Search code examples
loopsoptimizationclang

Simple loop optimized by clang, how?


From CppCon 2014: Mike Acton "Data-Oriented Design and C++", he shows this simple loop

int Foo::Bar(int count)
{
    int value = 0;
    for (int i=0;i<count;i++)
    {
        if ( m_NeedParentUpdate )
        {
            value++;
        }
    }
    return (value);
}

Being optimized by clang as such

enter image description here

I don't understand what is happening here. Why is this code bad, and why is it optimized as such by clang, why does this work?

About the loop, he also says "I'm sure you can optimize this in your head". I don't get it. How do I optimize this?


Solution

  • The loop increments value count times if m_NeedParentUpdate is not false.

    From the generated code, it seems m_NeedParentUpdate is a boolean value stored as an unsigned byte at offset 0 from this. The optimizer probably detects that m_NeedParentUpdate is a constant in the loop, so the test can be moved outside the loop. The programmer should have written the code this way already and it might what Mike Acton refers to by I'm sure you can optimize this in your head.

    Here is a rewritten version:

    class Foo {
        bool m_NeedParentUpdate;
        int Bar(int count);
    };
    
    int Foo::Bar(int count) {
        int value = 0;
        if (m_NeedParentUpdate) {
            for (int i = 0; i < count; i++) {
                value++;
            }
        }
        return value;
    }
    

    Note however that further optimizing the code in your head might lead to reducing the loop to value += count;, but this would be incorrect for negative values of count, which is not so obvious at first sight.

    The optimizer may detect the loop pattern and optimize as:

    int Foo::Bar(int count) {
        int value = 0;
        if (m_NeedParentUpdate) {
            if (count >= 0) {
                value += count;
            }
        }
        return value;
    }
    

    Or equivalently:

    int Foo::Bar(int count) {
        int value = 0;
        if (count >= 0) {
            if (m_NeedParentUpdate) {
                value = count;
            }
        }
        return value;
    }
    

    Converting m_ParentNeedUpdate to an unsigned and negating it produces 0 for false and all bits one for true. Masking count with this value will produce 0 or count.

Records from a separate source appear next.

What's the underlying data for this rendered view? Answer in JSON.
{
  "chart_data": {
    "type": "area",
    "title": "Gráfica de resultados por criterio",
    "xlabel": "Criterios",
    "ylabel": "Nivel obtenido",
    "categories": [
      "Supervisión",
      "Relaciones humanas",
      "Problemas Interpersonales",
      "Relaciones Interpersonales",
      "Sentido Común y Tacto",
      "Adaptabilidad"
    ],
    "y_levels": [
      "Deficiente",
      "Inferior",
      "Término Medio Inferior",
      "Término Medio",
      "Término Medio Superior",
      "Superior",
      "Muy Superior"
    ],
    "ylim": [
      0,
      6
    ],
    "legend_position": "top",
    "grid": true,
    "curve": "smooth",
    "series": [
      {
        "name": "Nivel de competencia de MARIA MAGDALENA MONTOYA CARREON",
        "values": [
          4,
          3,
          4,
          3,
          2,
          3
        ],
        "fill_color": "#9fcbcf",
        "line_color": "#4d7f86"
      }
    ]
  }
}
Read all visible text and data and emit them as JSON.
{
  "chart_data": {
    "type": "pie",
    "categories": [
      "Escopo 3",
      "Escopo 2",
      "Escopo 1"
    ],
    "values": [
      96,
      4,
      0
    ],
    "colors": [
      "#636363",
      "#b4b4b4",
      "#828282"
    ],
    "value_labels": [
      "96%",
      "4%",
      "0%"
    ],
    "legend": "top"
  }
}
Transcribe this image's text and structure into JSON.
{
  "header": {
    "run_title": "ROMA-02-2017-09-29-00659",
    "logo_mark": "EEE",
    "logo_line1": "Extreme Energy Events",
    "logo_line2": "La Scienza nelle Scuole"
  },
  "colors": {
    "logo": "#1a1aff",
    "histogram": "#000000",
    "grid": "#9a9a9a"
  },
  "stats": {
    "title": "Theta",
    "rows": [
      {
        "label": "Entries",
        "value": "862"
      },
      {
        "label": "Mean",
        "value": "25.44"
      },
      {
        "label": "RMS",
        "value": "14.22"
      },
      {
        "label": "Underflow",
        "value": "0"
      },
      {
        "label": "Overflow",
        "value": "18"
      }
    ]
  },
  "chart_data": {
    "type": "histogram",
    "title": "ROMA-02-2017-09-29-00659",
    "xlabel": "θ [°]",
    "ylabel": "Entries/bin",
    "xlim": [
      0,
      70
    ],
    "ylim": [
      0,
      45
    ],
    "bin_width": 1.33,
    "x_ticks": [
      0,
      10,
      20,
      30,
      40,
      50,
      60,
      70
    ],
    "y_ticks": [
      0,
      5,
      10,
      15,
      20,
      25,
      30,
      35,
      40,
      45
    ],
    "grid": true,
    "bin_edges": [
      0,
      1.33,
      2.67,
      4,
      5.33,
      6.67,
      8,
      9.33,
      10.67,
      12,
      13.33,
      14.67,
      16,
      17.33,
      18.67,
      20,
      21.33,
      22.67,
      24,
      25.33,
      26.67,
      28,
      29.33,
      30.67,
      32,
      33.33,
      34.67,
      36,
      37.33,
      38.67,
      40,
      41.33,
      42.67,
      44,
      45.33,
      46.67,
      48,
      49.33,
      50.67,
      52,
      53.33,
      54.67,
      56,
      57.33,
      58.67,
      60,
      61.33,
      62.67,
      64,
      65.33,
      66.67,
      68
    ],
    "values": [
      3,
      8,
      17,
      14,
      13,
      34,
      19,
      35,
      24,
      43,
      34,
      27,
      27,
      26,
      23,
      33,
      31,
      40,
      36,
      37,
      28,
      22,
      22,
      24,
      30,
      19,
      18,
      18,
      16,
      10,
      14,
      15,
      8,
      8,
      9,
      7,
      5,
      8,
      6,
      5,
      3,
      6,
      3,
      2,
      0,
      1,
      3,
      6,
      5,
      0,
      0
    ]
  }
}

    int Foo::Bar(int count) {
        int value = 0;
        if (count >= 0) {
            value = -(unsigned)m_NeedParentUpdate & count;
        }
        return value;
    }
    

    Note however that the code still has a test and a branch instruction. It could be further optimized as:

    int Foo::Bar(int count) {
        // equivalent code, but definitely not readable
        return -(unsigned)m_NeedParentUpdate & -(unsigned)(count >= 0) & count;
    }
    

    Compiling this with both gcc and clang produces branchless code as can be seen on GodBolt's Compiler Explorer. But neither compiler reduces the original code to this one liner.